Ein Ayah: The existence of diseases plays a positive role in shaping a person’s character. First, it makes him "surrender" to Hashem. Second, the knowledge that people can become sick softens the stubbornness of the stubborn and the wickedness of the wicked.
In order to complete the personal improvement brought on by illness, one needs to engage in prayer to Hashem to save him from his difficult situation. Such prayers are very important for a person and are one of the reasons that Divine Providence arranges disease, by encouraging one to return to Hashem (see Tehillim 90:3). When the sick person or those close to him have prayed intensely and thereby actualized the goal that the illness improves their moral state, and hearts have been brought closer to Hashem, the person may recover, given that the goal was met.
There are two ways in which difficult times can improve a person’s ways. The simple one is that the situation will give him the emotional impetus to turn to Hashem and strengthen himself spiritually and morally.

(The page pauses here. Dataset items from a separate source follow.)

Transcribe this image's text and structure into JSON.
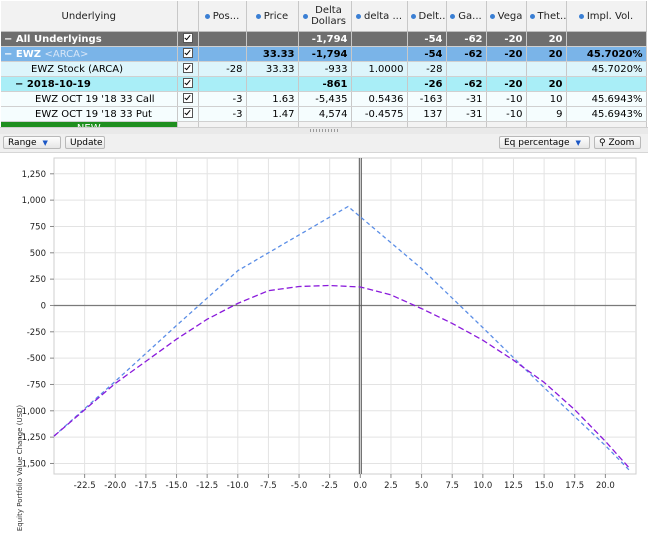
{
  "table": {
    "headers": {
      "underlying": "Underlying",
      "position": "Pos...",
      "price": "Price",
      "delta_dollars_1": "Delta",
      "delta_dollars_2": "Dollars",
      "delta_pct": "delta ...",
      "delta": "Delt...",
      "gamma": "Ga...",
      "vega": "Vega",
      "theta": "Thet...",
      "impl_vol": "Impl. Vol."
    },
    "rows": [
      {
        "type": "all",
        "name": "All Underlyings",
        "exch": "",
        "checked": true,
        "pos": "",
        "price": "",
        "ddollars": "-1,794",
        "dpct": "",
        "delta": "-54",
        "gamma": "-62",
        "vega": "-20",
        "theta": "20",
        "iv": ""
      },
      {
        "type": "ewz",
        "name": "EWZ",
        "exch": "<ARCA>",
        "checked": true,
        "pos": "",
        "price": "33.33",
        "ddollars": "-1,794",
        "dpct": "",
        "delta": "-54",
        "gamma": "-62",
        "vega": "-20",
        "theta": "20",
        "iv": "45.7020%"
      },
      {
        "type": "stock",
        "name": "EWZ Stock (ARCA)",
        "exch": "",
        "checked": true,
        "pos": "-28",
        "price": "33.33",
        "ddollars": "-933",
        "dpct": "1.0000",
        "delta": "-28",
        "gamma": "",
        "vega": "",
        "theta": "",
        "iv": "45.7020%"
      },
      {
        "type": "date",
        "name": "2018-10-19",
        "exch": "",
        "checked": true,
        "pos": "",
        "price": "",
        "ddollars": "-861",
        "dpct": "",
        "delta": "-26",
        "gamma": "-62",
        "vega": "-20",
        "theta": "20",
        "iv": ""
      },
      {
        "type": "opt",
        "name": "EWZ OCT 19 '18 33 Call",
        "exch": "",
        "checked": true,
        "pos": "-3",
        "price": "1.63",
        "ddollars": "-5,435",
        "dpct": "0.5436",
        "delta": "-163",
        "gamma": "-31",
        "vega": "-10",
        "theta": "10",
        "iv": "45.6943%"
      },
      {
        "type": "opt",
        "name": "EWZ OCT 19 '18 33 Put",
        "exch": "",
        "checked": true,
        "pos": "-3",
        "price": "1.47",
        "ddollars": "4,574",
        "dpct": "-0.4575",
        "delta": "137",
        "gamma": "-31",
        "vega": "-10",
        "theta": "9",
        "iv": "45.6943%"
      },
      {
        "type": "new",
        "name": "NEW",
        "exch": "",
        "checked": false,
        "pos": "",
        "price": "",
        "ddollars": "",
        "dpct": "",
        "delta": "",
        "gamma": "",
        "vega": "",
        "theta": "",
        "iv": ""
      }
    ]
  },
  "toolbar": {
    "range_label": "Range",
    "update_label": "Update",
    "mode_label": "Eq percentage",
    "zoom_label": "Zoom"
  },
  "chart_data": {
    "type": "line",
    "xlabel": "",
    "ylabel": "Equity Portfolio Value Change (USD)",
    "xlim": [
      -25,
      22.5
    ],
    "ylim": [
      -1600,
      1400
    ],
    "xticks": [
      -22.5,
      -20,
      -17.5,
      -15,
      -12.5,
      -10,
      -7.5,
      -5,
      -2.5,
      0,
      2.5,
      5,
      7.5,
      10,
      12.5,
      15,
      17.5,
      20
    ],
    "xtick_labels": [
      "-22.5",
      "-20.0",
      "-17.5",
      "-15.0",
      "-12.5",
      "-10.0",
      "-7.5",
      "-5.0",
      "-2.5",
      "0.0",
      "2.5",
      "5.0",
      "7.5",
      "10.0",
      "12.5",
      "15.0",
      "17.5",
      "20.0"
    ],
    "yticks": [
      1250,
      1000,
      750,
      500,
      250,
      0,
      -250,
      -500,
      -750,
      -1000,
      -1250,
      -1500
    ],
    "ytick_labels": [
      "1,250",
      "1,000",
      "750",
      "500",
      "250",
      "0",
      "-250",
      "-500",
      "-750",
      "-1,000",
      "-1,250",
      "-1,500"
    ],
    "current_x": 0,
    "grid": true,
    "series": [
      {
        "color": "#5b8ee6",
        "dash": "4,3",
        "x": [
          -25,
          -20,
          -15,
          -10,
          -5,
          -1,
          5,
          10,
          15,
          20,
          22
        ],
        "y": [
          -1240,
          -720,
          -190,
          330,
          670,
          940,
          350,
          -210,
          -780,
          -1330,
          -1570
        ]
      },
      {
        "color": "#8a1adb",
        "dash": "6,3",
        "x": [
          -25,
          -20,
          -15,
          -12.5,
          -10,
          -7.5,
          -5,
          -2.5,
          0,
          2.5,
          5,
          7.5,
          10,
          12.5,
          15,
          17.5,
          20,
          22
        ],
        "y": [
          -1240,
          -740,
          -320,
          -130,
          20,
          140,
          180,
          190,
          175,
          100,
          -30,
          -170,
          -330,
          -520,
          -730,
          -990,
          -1290,
          -1550
        ]
      }
    ]
  }
}
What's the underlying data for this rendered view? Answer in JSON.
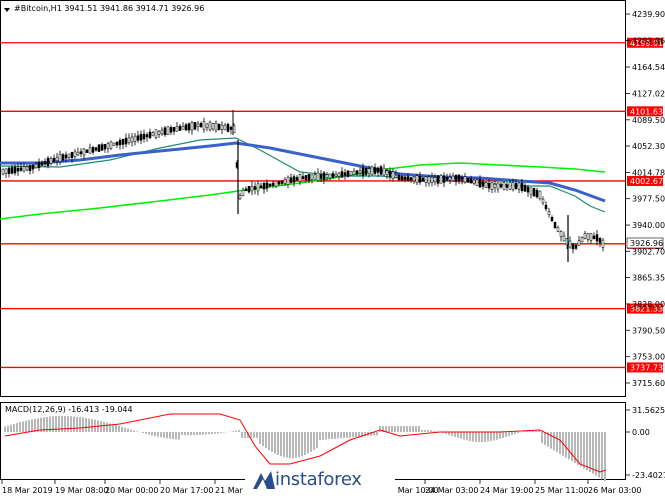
{
  "chart": {
    "header_text": "#Bitcoin,H1  3941.51 3941.86 3914.71 3926.96",
    "current_price": "3926.96",
    "price_ticks": [
      "4239.90",
      "4202.06",
      "4164.54",
      "4127.02",
      "4089.50",
      "4052.30",
      "4014.78",
      "3977.50",
      "3940.00",
      "3902.70",
      "3865.35",
      "3828.00",
      "3790.50",
      "3753.00",
      "3715.60"
    ],
    "levels": [
      {
        "value": 4199.01,
        "label": "4199.01"
      },
      {
        "value": 4101.63,
        "label": "4101.63"
      },
      {
        "value": 4002.67,
        "label": "4002.67"
      },
      {
        "value": 3913.4,
        "label": "3913.40"
      },
      {
        "value": 3821.33,
        "label": "3821.33"
      },
      {
        "value": 3737.73,
        "label": "3737.73"
      }
    ],
    "date_labels": [
      "18 Mar 2019",
      "19 Mar 08:00",
      "20 Mar 00:00",
      "20 Mar 17:00",
      "21 Mar 09:00",
      "22 Mar 02:00",
      "22 Mar 17:00",
      "23 Mar 10:00",
      "24 Mar 03:00",
      "24 Mar 19:00",
      "25 Mar 11:00",
      "26 Mar 03:00"
    ],
    "colors": {
      "level_line": "#ff0000",
      "ma_fast": "#1f8b74",
      "ma_mid": "#3a61c9",
      "ma_slow": "#00ee00",
      "macd_line": "#ff0000",
      "macd_hist": "#b8b8b8",
      "candle": "#000000"
    }
  },
  "macd": {
    "label": "MACD(12,26,9) -16.413 -19.044",
    "ticks": [
      "31.5625",
      "0.00",
      "-23.4027"
    ]
  },
  "watermark": {
    "text": "instaforex"
  }
}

A higher level is that instead of crying out to Hashem to save him, he purifies his thinking and recognizes how proper it is to rely on Hashem in silence. He should realize that man does not know what is good for him and that even that which seems bad contains hidden good. Illness can actually cause him to focus on the desire that whatever Hashem wants for His world should occur, including his own illness. This is the level of the truly pious, who trust Hashem totally and do not ask for a thing for themselves, because they trust that Hashem will do that which is good for them and for the world, even if it includes their pain. This attitude will lower the desire for powerful prayer regarding their own condition, for why should one cry out when things are good?

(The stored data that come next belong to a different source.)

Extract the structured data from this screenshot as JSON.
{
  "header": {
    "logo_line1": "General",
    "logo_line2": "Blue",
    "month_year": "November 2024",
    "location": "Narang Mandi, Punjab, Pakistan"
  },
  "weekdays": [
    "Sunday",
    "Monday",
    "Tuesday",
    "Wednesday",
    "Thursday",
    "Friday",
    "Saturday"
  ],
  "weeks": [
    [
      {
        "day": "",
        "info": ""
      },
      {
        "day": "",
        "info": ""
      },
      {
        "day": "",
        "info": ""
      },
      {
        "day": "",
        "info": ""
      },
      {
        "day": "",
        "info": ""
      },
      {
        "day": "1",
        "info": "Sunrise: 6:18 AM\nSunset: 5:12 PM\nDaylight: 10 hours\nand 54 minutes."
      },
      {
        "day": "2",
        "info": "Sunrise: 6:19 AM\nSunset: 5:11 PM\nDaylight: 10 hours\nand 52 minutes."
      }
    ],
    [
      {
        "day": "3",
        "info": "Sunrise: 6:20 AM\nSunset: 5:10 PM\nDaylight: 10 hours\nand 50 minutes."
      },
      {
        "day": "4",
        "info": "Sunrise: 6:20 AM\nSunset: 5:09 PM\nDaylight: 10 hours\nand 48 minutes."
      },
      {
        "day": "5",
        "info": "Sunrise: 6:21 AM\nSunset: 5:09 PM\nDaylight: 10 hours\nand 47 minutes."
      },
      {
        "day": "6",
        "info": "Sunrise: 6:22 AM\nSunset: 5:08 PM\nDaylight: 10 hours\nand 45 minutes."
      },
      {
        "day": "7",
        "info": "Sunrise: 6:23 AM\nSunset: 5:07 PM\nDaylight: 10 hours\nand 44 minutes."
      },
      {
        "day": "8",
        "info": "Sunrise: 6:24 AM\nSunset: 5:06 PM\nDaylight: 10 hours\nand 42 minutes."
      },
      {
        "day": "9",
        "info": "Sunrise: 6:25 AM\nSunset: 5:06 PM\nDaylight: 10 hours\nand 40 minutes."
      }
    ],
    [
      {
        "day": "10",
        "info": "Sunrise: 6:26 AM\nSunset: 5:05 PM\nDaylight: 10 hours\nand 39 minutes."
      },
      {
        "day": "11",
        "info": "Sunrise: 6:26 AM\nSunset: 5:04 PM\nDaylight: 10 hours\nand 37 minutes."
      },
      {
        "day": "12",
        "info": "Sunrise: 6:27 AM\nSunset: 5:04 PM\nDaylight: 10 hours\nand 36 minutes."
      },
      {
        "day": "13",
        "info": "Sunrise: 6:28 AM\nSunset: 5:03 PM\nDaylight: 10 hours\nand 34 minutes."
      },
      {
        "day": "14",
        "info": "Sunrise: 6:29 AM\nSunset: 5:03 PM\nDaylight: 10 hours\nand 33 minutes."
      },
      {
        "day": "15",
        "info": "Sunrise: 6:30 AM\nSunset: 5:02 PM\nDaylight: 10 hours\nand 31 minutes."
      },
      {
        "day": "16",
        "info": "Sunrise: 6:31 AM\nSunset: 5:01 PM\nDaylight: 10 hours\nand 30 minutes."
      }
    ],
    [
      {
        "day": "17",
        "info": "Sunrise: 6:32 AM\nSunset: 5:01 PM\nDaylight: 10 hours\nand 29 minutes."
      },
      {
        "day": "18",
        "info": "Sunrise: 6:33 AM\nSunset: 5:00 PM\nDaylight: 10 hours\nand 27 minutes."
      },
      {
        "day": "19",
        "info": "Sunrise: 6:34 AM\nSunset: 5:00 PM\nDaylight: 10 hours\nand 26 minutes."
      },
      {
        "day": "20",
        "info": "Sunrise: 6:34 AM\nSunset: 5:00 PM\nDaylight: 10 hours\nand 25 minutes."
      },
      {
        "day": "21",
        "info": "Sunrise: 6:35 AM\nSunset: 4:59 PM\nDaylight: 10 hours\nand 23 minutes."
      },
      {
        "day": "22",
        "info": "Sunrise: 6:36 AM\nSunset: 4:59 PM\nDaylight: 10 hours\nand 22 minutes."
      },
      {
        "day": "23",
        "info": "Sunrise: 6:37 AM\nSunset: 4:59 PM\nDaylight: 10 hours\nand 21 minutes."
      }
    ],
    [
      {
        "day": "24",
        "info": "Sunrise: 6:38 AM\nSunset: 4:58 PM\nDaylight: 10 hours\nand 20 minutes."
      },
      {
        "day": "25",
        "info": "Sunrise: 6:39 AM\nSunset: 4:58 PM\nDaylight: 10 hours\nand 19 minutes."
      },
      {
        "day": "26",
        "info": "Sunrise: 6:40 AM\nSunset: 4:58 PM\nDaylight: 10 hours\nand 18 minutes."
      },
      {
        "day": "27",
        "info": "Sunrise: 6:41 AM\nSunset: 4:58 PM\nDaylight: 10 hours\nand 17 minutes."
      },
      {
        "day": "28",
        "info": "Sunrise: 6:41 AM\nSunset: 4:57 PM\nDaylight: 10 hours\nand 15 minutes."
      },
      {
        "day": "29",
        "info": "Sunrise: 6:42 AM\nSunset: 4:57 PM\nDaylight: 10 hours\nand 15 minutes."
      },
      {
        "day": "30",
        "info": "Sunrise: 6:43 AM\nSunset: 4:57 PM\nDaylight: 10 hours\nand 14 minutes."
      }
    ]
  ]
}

The proper approach for a normal person is the first one, in which he maintains his natural desire for life, good health, and happiness. Based on those feelings, he will use his mouth to turn to Hashem in his sorrow and, through that, healing will come. While it represents a lower spiritual level, it is the approach that is closest to him and appropriate for all but the most unique of pious people who care only about what Hashem wants.

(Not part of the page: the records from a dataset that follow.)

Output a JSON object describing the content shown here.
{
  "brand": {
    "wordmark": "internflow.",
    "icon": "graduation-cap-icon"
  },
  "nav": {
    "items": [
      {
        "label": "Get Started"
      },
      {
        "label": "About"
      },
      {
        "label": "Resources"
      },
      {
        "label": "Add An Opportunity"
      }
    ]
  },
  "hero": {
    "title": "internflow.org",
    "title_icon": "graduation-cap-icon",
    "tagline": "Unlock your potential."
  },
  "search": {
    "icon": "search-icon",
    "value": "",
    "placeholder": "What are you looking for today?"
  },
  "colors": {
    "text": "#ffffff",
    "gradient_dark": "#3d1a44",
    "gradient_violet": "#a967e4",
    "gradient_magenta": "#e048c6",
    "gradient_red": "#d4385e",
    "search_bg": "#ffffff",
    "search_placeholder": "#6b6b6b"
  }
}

The second, select group of people do not need to purify their emotions through prayer at the time of troubles. Rather, troubles can only serve to straighten their understanding of the good in everything that Hashem does, which grows as their troubles grow.
During the week, a person is generally only capable of taking the approach of improving his emotions when turning to Hashem in impassioned prayer. However, on Shabbat the heart and the soul are elevated, and therefore it is a time in which one should not awaken the emotion of crying out to Hashem but should focus on the belief that Hashem has the power and the goodness to do what is best. For that reason, crying out in prayer is forbidden on Shabbat.
A person should not think that without crying out to change the situation, but just through the approach of belief, he will not succeed in becoming healed quickly. The speed of the positive effect of prayer is a function of the degree to which the disease brought the moral goal for which it was designed. If this is so for the lower level response to adversity, then it is all the more so that once one reaches new heights in his level of belief, the healing can come quickly. Therefore, since Shabbat is not the time for crying out, there is every reason to believe that the "healing shall come soon."